Mar 1, 2009 at 5:14 PM
I am trying to deserialize a json array to an IEnumerable but get an error stating that it does not know hot to deserialize to an IEnumerable which makes sense as it does not know which concrete implementation to use.
Is there any way I can let the serializer know that I want it to use a list when it see an IEnumerable through an attribute or a property?

Mar 2, 2009 at 8:57 AM
Seems like a reasonable thing to do.

I will update JsonSerializer so it knows to create a List<T> for IEnumerable<T>, ICollection<T>, etc when deserializing. I'm making fairly large changes at the moment and I don't know when it will get checked into CodePlex for you to get. I'll post here when it is.
Mar 2, 2009 at 10:23 AM
Fantastic!! Thanks a lot. No rush. I've got a workaround at the moment.
Mar 14, 2009 at 1:43 AM
Source code is in CodePlex if you want to grab it and build a copy.
Mar 16, 2009 at 2:32 PM
Much appreciated. So far everything seems fine.
Mar 23, 2009 at 5:25 PM
This is working however there are a few caveats:

1.  A conversion from string to Enum does not work, however, if you have a custom type that is an Enum the conversion works.

** This signature causes an exception to be thrown while deserializing **
public class MyDictionary : Dictionary<Enum, string>

** This signature works correctly while deserializing **
public class MyDictionary : Dictionary<ConfigKey, string>, where "public enum ConfigKey { ... };"

2.  When adding a key, value pair to the DictionaryWrapper class there is an assumption that the internal type does not have any existing pairs.
     However, in my case, my dictionary tries to auto load configuration during initialization, if it finds anything it loads itself.  This causes
     the wrapper to throw an exception due to duplicate keys trying to be added.  To get around this a code change can be made to
     check for duplicate keys.  This is how I modified the wrapper to eliminate this exeception. 
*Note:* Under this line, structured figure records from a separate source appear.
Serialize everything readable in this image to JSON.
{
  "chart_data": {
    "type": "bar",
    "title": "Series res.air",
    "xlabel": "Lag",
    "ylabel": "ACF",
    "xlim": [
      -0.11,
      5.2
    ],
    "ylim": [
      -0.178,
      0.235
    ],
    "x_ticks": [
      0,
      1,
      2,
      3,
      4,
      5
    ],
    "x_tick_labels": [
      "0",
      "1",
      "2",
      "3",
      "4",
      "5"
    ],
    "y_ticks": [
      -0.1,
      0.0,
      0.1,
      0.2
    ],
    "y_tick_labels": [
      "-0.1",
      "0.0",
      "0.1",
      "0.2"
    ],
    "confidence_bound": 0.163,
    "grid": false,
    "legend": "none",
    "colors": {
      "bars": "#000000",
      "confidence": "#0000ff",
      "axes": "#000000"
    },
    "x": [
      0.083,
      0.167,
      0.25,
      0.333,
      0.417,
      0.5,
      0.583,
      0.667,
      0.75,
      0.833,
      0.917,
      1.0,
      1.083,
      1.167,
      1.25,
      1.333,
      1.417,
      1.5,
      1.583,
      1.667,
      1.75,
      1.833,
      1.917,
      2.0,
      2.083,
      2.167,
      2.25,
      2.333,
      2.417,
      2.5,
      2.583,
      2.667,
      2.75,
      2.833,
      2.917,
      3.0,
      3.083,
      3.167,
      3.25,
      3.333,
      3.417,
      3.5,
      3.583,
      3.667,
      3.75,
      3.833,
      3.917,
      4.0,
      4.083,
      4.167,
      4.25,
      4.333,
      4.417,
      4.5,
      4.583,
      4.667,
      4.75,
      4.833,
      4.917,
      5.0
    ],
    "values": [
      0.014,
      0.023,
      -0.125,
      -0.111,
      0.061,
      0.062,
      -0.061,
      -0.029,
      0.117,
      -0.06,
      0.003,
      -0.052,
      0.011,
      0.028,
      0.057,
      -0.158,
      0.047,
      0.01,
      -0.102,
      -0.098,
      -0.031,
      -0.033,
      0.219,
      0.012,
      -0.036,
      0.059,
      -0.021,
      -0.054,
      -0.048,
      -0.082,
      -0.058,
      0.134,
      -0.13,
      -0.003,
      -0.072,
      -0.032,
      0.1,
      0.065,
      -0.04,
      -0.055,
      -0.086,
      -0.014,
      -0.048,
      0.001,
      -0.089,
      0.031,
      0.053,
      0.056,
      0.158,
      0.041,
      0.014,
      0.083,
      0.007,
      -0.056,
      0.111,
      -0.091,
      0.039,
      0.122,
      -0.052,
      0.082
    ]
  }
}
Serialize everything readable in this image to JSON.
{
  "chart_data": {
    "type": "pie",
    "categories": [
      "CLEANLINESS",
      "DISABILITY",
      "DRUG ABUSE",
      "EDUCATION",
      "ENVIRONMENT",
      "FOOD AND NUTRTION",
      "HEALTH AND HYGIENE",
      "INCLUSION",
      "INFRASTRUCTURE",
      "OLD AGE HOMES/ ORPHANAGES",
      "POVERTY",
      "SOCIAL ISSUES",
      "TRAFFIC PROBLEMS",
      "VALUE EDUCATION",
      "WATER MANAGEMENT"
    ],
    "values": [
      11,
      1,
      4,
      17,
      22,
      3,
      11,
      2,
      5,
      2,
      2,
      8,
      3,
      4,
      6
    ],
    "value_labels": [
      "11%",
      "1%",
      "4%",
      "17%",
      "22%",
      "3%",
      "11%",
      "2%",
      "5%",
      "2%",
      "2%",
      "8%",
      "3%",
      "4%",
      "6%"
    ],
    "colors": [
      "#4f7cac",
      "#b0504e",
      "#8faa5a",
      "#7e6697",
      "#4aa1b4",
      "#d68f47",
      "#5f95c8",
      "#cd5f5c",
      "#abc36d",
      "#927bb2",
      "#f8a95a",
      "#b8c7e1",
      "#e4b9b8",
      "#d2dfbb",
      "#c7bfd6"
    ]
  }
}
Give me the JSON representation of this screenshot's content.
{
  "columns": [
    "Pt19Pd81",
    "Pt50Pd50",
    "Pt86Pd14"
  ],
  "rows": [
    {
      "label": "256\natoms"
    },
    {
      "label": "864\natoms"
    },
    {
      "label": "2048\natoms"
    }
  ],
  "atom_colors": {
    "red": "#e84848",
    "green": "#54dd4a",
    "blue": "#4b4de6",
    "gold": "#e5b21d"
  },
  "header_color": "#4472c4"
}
    if( this._genericDictionary != null && !this._genericDictionary.ContainsKey((TKey)key) )
        this._genericDictionary.Add((TKey)key, (TValue)value);
    //This check is now necssary if the _genericDictionary already contains the key.
    else if( this._dictionary != null )
        this._dictionary.Add(key, value);

There are a few add methods so depending on how the dictionary gets deserialized you may need to change one or more of them.

Mar 23, 2009 at 10:48 PM
Edited Mar 23, 2009 at 11:02 PM
The first example will never work. Json.NET doesn't know what value type to create when it encounters an Enum.
Mar 24, 2009 at 9:16 AM
mkrain could post an example of the JSON that is causing your second issue? I want to investigate it deeper before modifying any code.